Nicolas Consigny, lead of the Kohaku project at the Ethereum Foundation, published a proposal to protect Ethereum accounts from quantum computing attacks. His estimated cost for the operation: $0.07 per address. No hard fork required.
Why ECDSA Faces a Long-Term Risk
Ethereum relies on ECDSA (Elliptic Curve Digital Signature Algorithm) to secure transactions. The algorithm's security rests on the discrete logarithm problem over elliptic curves: given a public key, finding the private key is computationally infeasible for classical computers. A quantum computer running Shor's algorithm changes that calculation.
In April, researcher Giancarlo Lelli won a prize from startup Project Eleven after cracking a 15-bit elliptic curve key using a variant of Shor's algorithm on an actual quantum device. Bitcoin and Ethereum keys are 256 bits long, many orders of magnitude harder to crack than that 15-bit key. Still, the question is "when," not "whether."

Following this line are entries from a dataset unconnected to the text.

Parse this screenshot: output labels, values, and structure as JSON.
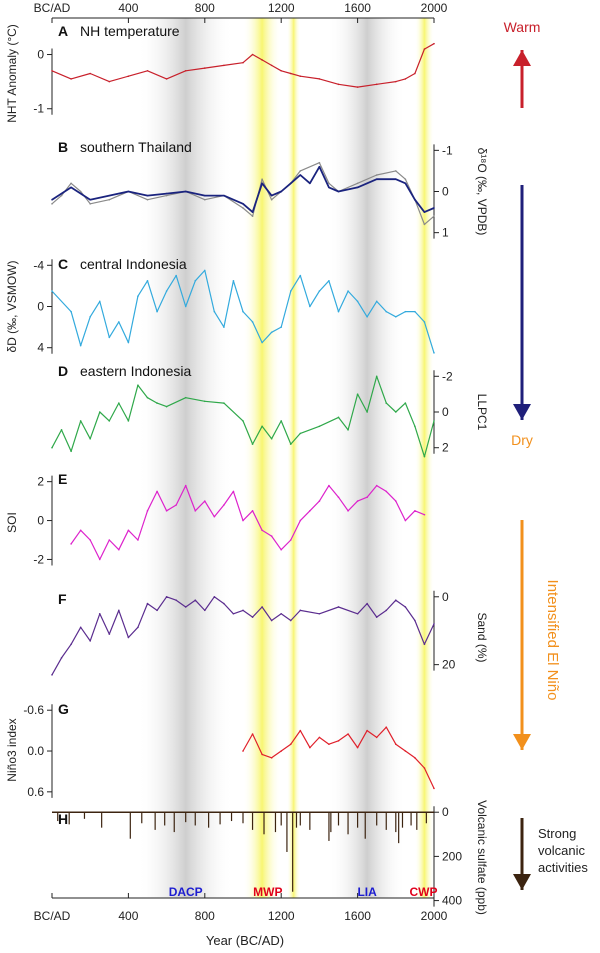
{
  "figure": {
    "x_axis": {
      "title": "Year (BC/AD)",
      "range": [
        0,
        2000
      ],
      "ticks": [
        0,
        400,
        800,
        1200,
        1600,
        2000
      ],
      "tick_labels": [
        "BC/AD",
        "400",
        "800",
        "1200",
        "1600",
        "2000"
      ]
    },
    "shaded_periods": [
      {
        "label": "DACP",
        "start": 450,
        "end": 950,
        "fill": "gray",
        "label_color": "#1c1cd0"
      },
      {
        "label": "MWP",
        "start": 1000,
        "end": 1200,
        "fill": "yellow",
        "label_color": "#e0001a"
      },
      {
        "label": "MWP",
        "start": 1230,
        "end": 1300,
        "fill": "yellow",
        "label_color": "#e0001a"
      },
      {
        "label": "LIA",
        "start": 1450,
        "end": 1850,
        "fill": "gray",
        "label_color": "#1c1cd0"
      },
      {
        "label": "CWP",
        "start": 1900,
        "end": 2000,
        "fill": "yellow",
        "label_color": "#e0001a"
      }
    ],
    "period_labels": [
      {
        "text": "DACP",
        "year": 700,
        "color": "#1c1cd0"
      },
      {
        "text": "MWP",
        "year": 1130,
        "color": "#e0001a"
      },
      {
        "text": "LIA",
        "year": 1650,
        "color": "#1c1cd0"
      },
      {
        "text": "CWP",
        "year": 1945,
        "color": "#e0001a"
      }
    ],
    "side_arrows": [
      {
        "top_label": "Warm",
        "top_color": "#c8202b",
        "arrow_color": "#c8202b",
        "direction": "up",
        "bottom_label": ""
      },
      {
        "top_label": "",
        "arrow_color": "#1f1f7a",
        "direction": "down",
        "bottom_label": "Dry",
        "bottom_color": "#f2901c"
      },
      {
        "label": "Intensified El Niño",
        "label_color": "#f2901c",
        "arrow_color": "#f2901c",
        "direction": "down"
      },
      {
        "label": "Strong\nvolcanic\nactivities",
        "label_color": "#222222",
        "arrow_color": "#3c2410",
        "direction": "down"
      }
    ]
  },
  "chart_data": [
    {
      "panel": "A",
      "type": "line",
      "title": "NH temperature",
      "ylabel": "NHT Anomaly (°C)",
      "y_side": "left",
      "ylim": [
        -1.3,
        0.6
      ],
      "inverted": false,
      "yticks": [
        0,
        -1
      ],
      "ytick_labels": [
        "0",
        "-1"
      ],
      "color": "#c8202b",
      "series": [
        {
          "x": [
            0,
            100,
            200,
            300,
            400,
            500,
            600,
            700,
            800,
            900,
            1000,
            1050,
            1100,
            1150,
            1200,
            1250,
            1300,
            1400,
            1500,
            1600,
            1700,
            1800,
            1850,
            1900,
            1950,
            2000
          ],
          "y": [
            -0.3,
            -0.45,
            -0.35,
            -0.5,
            -0.4,
            -0.3,
            -0.45,
            -0.3,
            -0.25,
            -0.2,
            -0.15,
            0.0,
            -0.1,
            -0.2,
            -0.3,
            -0.35,
            -0.4,
            -0.45,
            -0.55,
            -0.6,
            -0.55,
            -0.5,
            -0.45,
            -0.35,
            0.1,
            0.2
          ]
        }
      ]
    },
    {
      "panel": "B",
      "type": "line",
      "title": "southern Thailand",
      "ylabel": "δ¹⁸O (‰, VPDB)",
      "y_side": "right",
      "ylim": [
        -1.3,
        1.3
      ],
      "inverted": true,
      "yticks": [
        -1,
        0,
        1
      ],
      "ytick_labels": [
        "-1",
        "0",
        "1"
      ],
      "series": [
        {
          "color": "#8a8a8a",
          "x": [
            0,
            50,
            100,
            150,
            200,
            300,
            400,
            500,
            600,
            700,
            800,
            900,
            1000,
            1050,
            1100,
            1150,
            1200,
            1250,
            1300,
            1400,
            1450,
            1500,
            1600,
            1700,
            1800,
            1850,
            1900,
            1950,
            2000
          ],
          "y": [
            0.3,
            0.1,
            -0.2,
            0.0,
            0.3,
            0.2,
            0.0,
            0.2,
            0.1,
            0.0,
            0.2,
            0.1,
            0.4,
            0.6,
            -0.3,
            0.2,
            0.0,
            -0.2,
            -0.5,
            -0.7,
            -0.2,
            0.0,
            -0.2,
            -0.4,
            -0.5,
            -0.3,
            0.2,
            0.8,
            0.6
          ]
        },
        {
          "color": "#1a237e",
          "x": [
            0,
            100,
            200,
            300,
            400,
            500,
            600,
            700,
            800,
            900,
            1000,
            1050,
            1100,
            1150,
            1200,
            1250,
            1300,
            1350,
            1400,
            1450,
            1500,
            1600,
            1700,
            1800,
            1850,
            1900,
            1950,
            2000
          ],
          "y": [
            0.2,
            -0.1,
            0.2,
            0.1,
            0.0,
            0.1,
            0.05,
            0.0,
            0.1,
            0.1,
            0.3,
            0.5,
            -0.2,
            0.1,
            0.0,
            -0.2,
            -0.4,
            -0.2,
            -0.6,
            -0.1,
            0.0,
            -0.1,
            -0.3,
            -0.3,
            -0.2,
            0.2,
            0.5,
            0.4
          ]
        }
      ]
    },
    {
      "panel": "C",
      "type": "line",
      "title": "central Indonesia",
      "ylabel": "δD (‰, VSMOW)",
      "y_side": "left",
      "ylim": [
        -5,
        5
      ],
      "inverted": true,
      "yticks": [
        -4,
        0,
        4
      ],
      "ytick_labels": [
        "-4",
        "0",
        "4"
      ],
      "color": "#33aadd",
      "series": [
        {
          "x": [
            0,
            100,
            150,
            200,
            250,
            300,
            350,
            400,
            450,
            500,
            550,
            600,
            650,
            700,
            750,
            800,
            850,
            900,
            950,
            1000,
            1050,
            1100,
            1150,
            1200,
            1250,
            1300,
            1350,
            1400,
            1450,
            1500,
            1550,
            1600,
            1650,
            1700,
            1750,
            1800,
            1850,
            1900,
            1950,
            2000
          ],
          "y": [
            -1.5,
            0.5,
            3.8,
            1.0,
            -0.5,
            3.0,
            1.5,
            3.5,
            -1.0,
            -2.5,
            0.5,
            -1.5,
            -3.0,
            0.0,
            -2.5,
            -3.5,
            0.5,
            2.0,
            -2.5,
            0.5,
            1.5,
            3.5,
            2.5,
            2.0,
            -1.5,
            -3.0,
            0.0,
            -1.5,
            -2.5,
            0.5,
            -1.5,
            -0.5,
            1.0,
            -0.5,
            0.5,
            1.0,
            0.5,
            0.5,
            1.5,
            4.5
          ]
        }
      ]
    },
    {
      "panel": "D",
      "type": "line",
      "title": "eastern Indonesia",
      "ylabel": "LLPC1",
      "y_side": "right",
      "ylim": [
        -2.8,
        2.8
      ],
      "inverted": true,
      "yticks": [
        -2,
        0,
        2
      ],
      "ytick_labels": [
        "-2",
        "0",
        "2"
      ],
      "color": "#2fa84a",
      "series": [
        {
          "x": [
            0,
            50,
            100,
            150,
            200,
            250,
            300,
            350,
            400,
            450,
            500,
            550,
            600,
            700,
            800,
            900,
            1000,
            1050,
            1100,
            1150,
            1200,
            1250,
            1300,
            1400,
            1500,
            1550,
            1600,
            1650,
            1700,
            1750,
            1800,
            1850,
            1900,
            1950,
            2000
          ],
          "y": [
            2.0,
            1.0,
            2.2,
            0.5,
            1.5,
            0.0,
            0.5,
            -0.5,
            0.5,
            -1.5,
            -0.8,
            -0.5,
            -0.3,
            -0.8,
            -0.6,
            -0.5,
            0.5,
            1.8,
            0.8,
            1.5,
            0.5,
            1.8,
            1.2,
            0.8,
            0.3,
            1.0,
            -1.0,
            0.0,
            -2.0,
            -0.5,
            0.0,
            -0.5,
            0.8,
            2.5,
            0.5
          ]
        }
      ]
    },
    {
      "panel": "E",
      "type": "line",
      "title": "",
      "ylabel": "SOI",
      "y_side": "left",
      "ylim": [
        -2.8,
        2.6
      ],
      "inverted": false,
      "yticks": [
        2,
        0,
        -2
      ],
      "ytick_labels": [
        "2",
        "0",
        "-2"
      ],
      "color": "#dd22cc",
      "series": [
        {
          "x": [
            100,
            150,
            200,
            250,
            300,
            350,
            400,
            450,
            500,
            550,
            600,
            650,
            700,
            750,
            800,
            850,
            900,
            950,
            1000,
            1050,
            1100,
            1150,
            1200,
            1250,
            1300,
            1350,
            1400,
            1450,
            1500,
            1550,
            1600,
            1650,
            1700,
            1750,
            1800,
            1850,
            1900,
            1950
          ],
          "y": [
            -1.2,
            -0.5,
            -1.0,
            -2.0,
            -1.0,
            -1.5,
            -0.5,
            -1.0,
            0.5,
            1.5,
            0.5,
            0.8,
            1.8,
            0.5,
            1.0,
            0.2,
            0.8,
            1.5,
            0.0,
            0.5,
            -0.5,
            -0.8,
            -1.5,
            -1.0,
            0.0,
            0.5,
            1.0,
            1.8,
            1.2,
            0.5,
            1.0,
            1.2,
            1.8,
            1.5,
            1.0,
            0.0,
            0.5,
            0.3
          ]
        }
      ]
    },
    {
      "panel": "F",
      "type": "line",
      "title": "",
      "ylabel": "Sand (%)",
      "y_side": "right",
      "ylim": [
        -2,
        26
      ],
      "inverted": true,
      "yticks": [
        0,
        20
      ],
      "ytick_labels": [
        "0",
        "20"
      ],
      "color": "#5b2d8f",
      "series": [
        {
          "x": [
            0,
            50,
            100,
            150,
            200,
            250,
            300,
            350,
            400,
            450,
            500,
            550,
            600,
            650,
            700,
            750,
            800,
            850,
            900,
            950,
            1000,
            1050,
            1100,
            1150,
            1200,
            1250,
            1300,
            1400,
            1500,
            1600,
            1650,
            1700,
            1750,
            1800,
            1850,
            1900,
            1950,
            2000
          ],
          "y": [
            23,
            18,
            14,
            9,
            13,
            5,
            11,
            4,
            12,
            9,
            2,
            4,
            0,
            1,
            3,
            1,
            4,
            0,
            2,
            5,
            4,
            6,
            3,
            7,
            5,
            7,
            4,
            5,
            3,
            5,
            2,
            6,
            4,
            1,
            3,
            7,
            14,
            8
          ]
        }
      ]
    },
    {
      "panel": "G",
      "type": "line",
      "title": "",
      "ylabel": "Niño3 index",
      "y_side": "left",
      "ylim": [
        -0.75,
        0.72
      ],
      "inverted": true,
      "yticks": [
        -0.6,
        0.0,
        0.6
      ],
      "ytick_labels": [
        "-0.6",
        "0.0",
        "0.6"
      ],
      "color": "#e0202b",
      "series": [
        {
          "x": [
            1000,
            1050,
            1100,
            1150,
            1200,
            1250,
            1300,
            1350,
            1400,
            1450,
            1500,
            1550,
            1600,
            1650,
            1700,
            1750,
            1800,
            1850,
            1900,
            1950,
            2000
          ],
          "y": [
            0.0,
            -0.25,
            0.05,
            0.1,
            0.0,
            -0.1,
            -0.3,
            -0.05,
            -0.2,
            -0.1,
            -0.15,
            -0.25,
            -0.05,
            -0.3,
            -0.2,
            -0.35,
            -0.1,
            0.0,
            0.1,
            0.25,
            0.55
          ]
        }
      ]
    },
    {
      "panel": "H",
      "type": "bar",
      "title": "",
      "ylabel": "Volcanic sulfate (ppb)",
      "y_side": "right",
      "ylim": [
        -10,
        420
      ],
      "inverted": true,
      "yticks": [
        0,
        200,
        400
      ],
      "ytick_labels": [
        "0",
        "200",
        "400"
      ],
      "color": "#3c2410",
      "series": [
        {
          "x": [
            30,
            90,
            170,
            260,
            410,
            470,
            540,
            590,
            640,
            700,
            750,
            820,
            880,
            940,
            1000,
            1050,
            1110,
            1170,
            1200,
            1230,
            1260,
            1280,
            1300,
            1350,
            1450,
            1460,
            1500,
            1550,
            1600,
            1640,
            1700,
            1750,
            1800,
            1815,
            1835,
            1880,
            1910,
            1960
          ],
          "y": [
            40,
            55,
            30,
            70,
            120,
            50,
            80,
            60,
            90,
            45,
            60,
            70,
            55,
            40,
            50,
            80,
            100,
            90,
            60,
            180,
            360,
            70,
            60,
            80,
            130,
            90,
            60,
            100,
            70,
            120,
            60,
            80,
            90,
            140,
            70,
            60,
            80,
            50
          ]
        }
      ]
    }
  ]
}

What SPHINCS+ Is and How Consigny Adapted It
SPHINCS+ is a post-quantum signature standard developed by the US National Institute of Standards and Technology (NIST). It builds on hash functions rather than elliptic curves, which means quantum computers offer no computational advantage in breaking it.

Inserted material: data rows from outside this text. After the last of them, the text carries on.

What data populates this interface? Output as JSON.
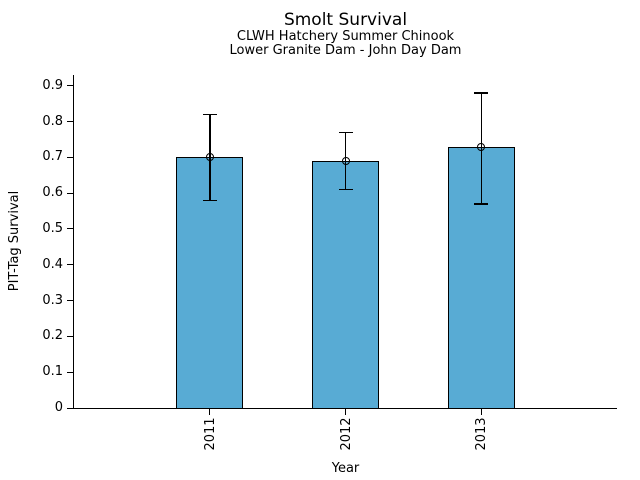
{
  "chart_data": {
    "type": "bar",
    "title": "Smolt Survival",
    "subtitle_line1": "CLWH Hatchery Summer Chinook",
    "subtitle_line2": "Lower Granite Dam - John Day Dam",
    "xlabel": "Year",
    "ylabel": "PIT-Tag Survival",
    "categories": [
      "2011",
      "2012",
      "2013"
    ],
    "values": [
      0.7,
      0.69,
      0.73
    ],
    "error_low": [
      0.58,
      0.61,
      0.57
    ],
    "error_high": [
      0.82,
      0.77,
      0.88
    ],
    "ylim": [
      0,
      0.93
    ],
    "yticks": [
      0,
      0.1,
      0.2,
      0.3,
      0.4,
      0.5,
      0.6,
      0.7,
      0.8,
      0.9
    ],
    "ytick_labels": [
      "0",
      "0.1",
      "0.2",
      "0.3",
      "0.4",
      "0.5",
      "0.6",
      "0.7",
      "0.8",
      "0.9"
    ],
    "grid": false,
    "legend": null,
    "bar_color": "#58ABD4",
    "bar_edge_color": "#000000",
    "error_color": "#000000",
    "marker": "open-circle",
    "marker_description": "open circle at mean on top of each bar"
  }
}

Consigny proposed SPHINCS- (an adapted version with reduced overhead). Standard SPHINCS+ produces large signatures, making onchain verification prohibitively expensive. SPHINCS- addresses this through an optimized Merkle tree structure inside the algorithm and trimming security parameters that remain excessive for Ethereum's threat model.
$0.07 Per Address: Where That Number Comes From
Protecting a single account involves one transaction to register the post-quantum signature. Consigny estimated the gas cost at $0.07 under current network conditions. For reference, a standard ETH transfer often runs about the same or cheaper depending on network load.
SPHINCS- does not replace ECDSA at the protocol level. It is a transitional tool: users can voluntarily secure their addresses now, without waiting for Ethereum's full post-quantum transition via a hard fork. No consensus-level changes are needed.
Ethereum's Road to Full Post-Quantum Security
Consigny presented SPHINCS- as a bridge to a longer-term solution called leanSPHINCS. That system is designed for signature aggregation: rather than verifying each signature individually, the network would batch them. This should significantly cut processing load and gas costs.
leanSPHINCS requires a protocol change, so a hard fork. While that work is underway, SPHINCS- gives wallet holders the ability to protect themselves now, without waiting for the next major network upgrade.
How Ethereum Compares to Bitcoin on Quantum Risk
Both networks use ECDSA and share the same underlying vulnerability. The Bitcoin community has debated post-quantum transition for years, with no concrete implementation timeline. Ethereum is moving more deliberately: the SPHINCS- proposal appeared shortly after public discussion of quantum threats to ECDSA picked up in spring 2026.
Ethereum holders would get a practical security tool without any protocol-level changes. If the proposal clears the developer review process and gets implemented, protecting an account comes down to one transaction at $0.07.
What Comes Next
Consigny published the paper on Ethresearch.ch for the Ethereum developer community to review. Practical deployment of SPHINCS- is still some time away: proposals like this go through multiple rounds of technical review and security auditing. The fact that a concrete cost estimate exists shows the quantum threat to Ethereum has moved from theoretical discussion to active engineering work.